Brexit itself was only directly responsible for two of those exits, of course. Cameron wouldn’t deliver it, and May couldn’t deliver it. With Johnson, you can take your pick of the scandals. Truss ‘Liz Trussed’ the economy. And Sunak did it the old-fashioned way, by losing an election.

With the latest Downing Street casualty, things are a little more complex.

Boris Johnson resigning from office less than four years ago (Picture: Dan Kitwood/Getty Images)

It’s difficult to pin the downfall of Sir Keir Starmer on any single thing. The Mandelson controversy was significant, but past PMs have recovered from similar. Early setbacks like the freebies scandal could have applied to many of his predecessors.

Nigel Farage’s Reform UK has climbed to a comfortable lead at the top of the polls under his watch – but there’s a while to go before the next scheduled general election.

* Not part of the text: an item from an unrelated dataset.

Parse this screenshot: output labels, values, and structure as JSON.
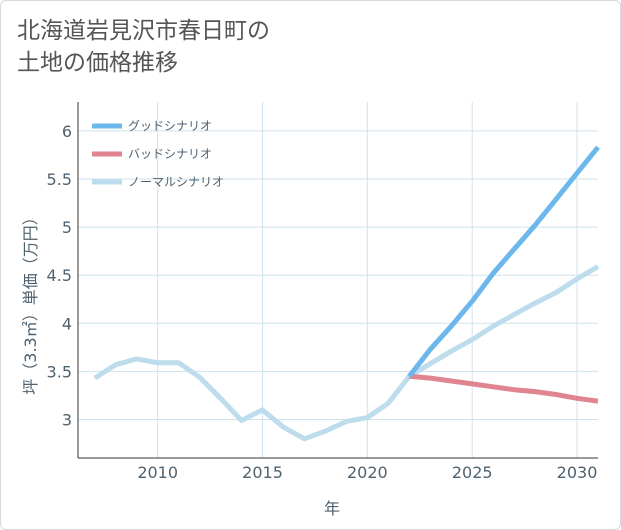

There was plenty of criticism over policy (winter fuel, inheritance tax, national insurance for employers) and Starmer’s personal popularity was historically bad, but you’d have to go back to Thatcher and Blair for PMs who were forced out for those reasons. And they both had 10 years.

It’s hard to shake the sense Starmer’s demise is based largely on vibes, and a gradual piling-up of many smaller things.

To be clear, much of that is fair – many Labour MPs didn’t like the culture of his Downing Street or his approach to running the country, and didn’t trust him to get the government out of its hole. More ministers have resigned under him than any other PM since 1979 at this point in their term.

Starmer will have spent just over two years as PM when he steps down later this year (Picture: Isabel Infantes/PA Wire)

The lack of trust, lack of faith, and lack of cohesion appears to have fed through to the public at large.

But even so, would the country be quite so willing to overthrow its leader after less than two years in power if we hadn’t become so accustomed to it over the past 10 years?

You could argue, at least, that we’re not as bothered by the prospect of unleashing political pandemonium as we once were. How could it possibly be worse than the turmoil post-Brexit?

I don’t know what the UK would have done with a Prime Minister like Keir Starmer before the EU referendum took place a decade ago tomorrow. Perhaps things would have fallen apart in a similar way – all those mistakes would have chipped away at the authority of anyone else in his position.

However, it’s evidently more dangerous to mess things up in a Parliament that has developed a regicide habit. That may be something for Andy Burnham to keep in mind.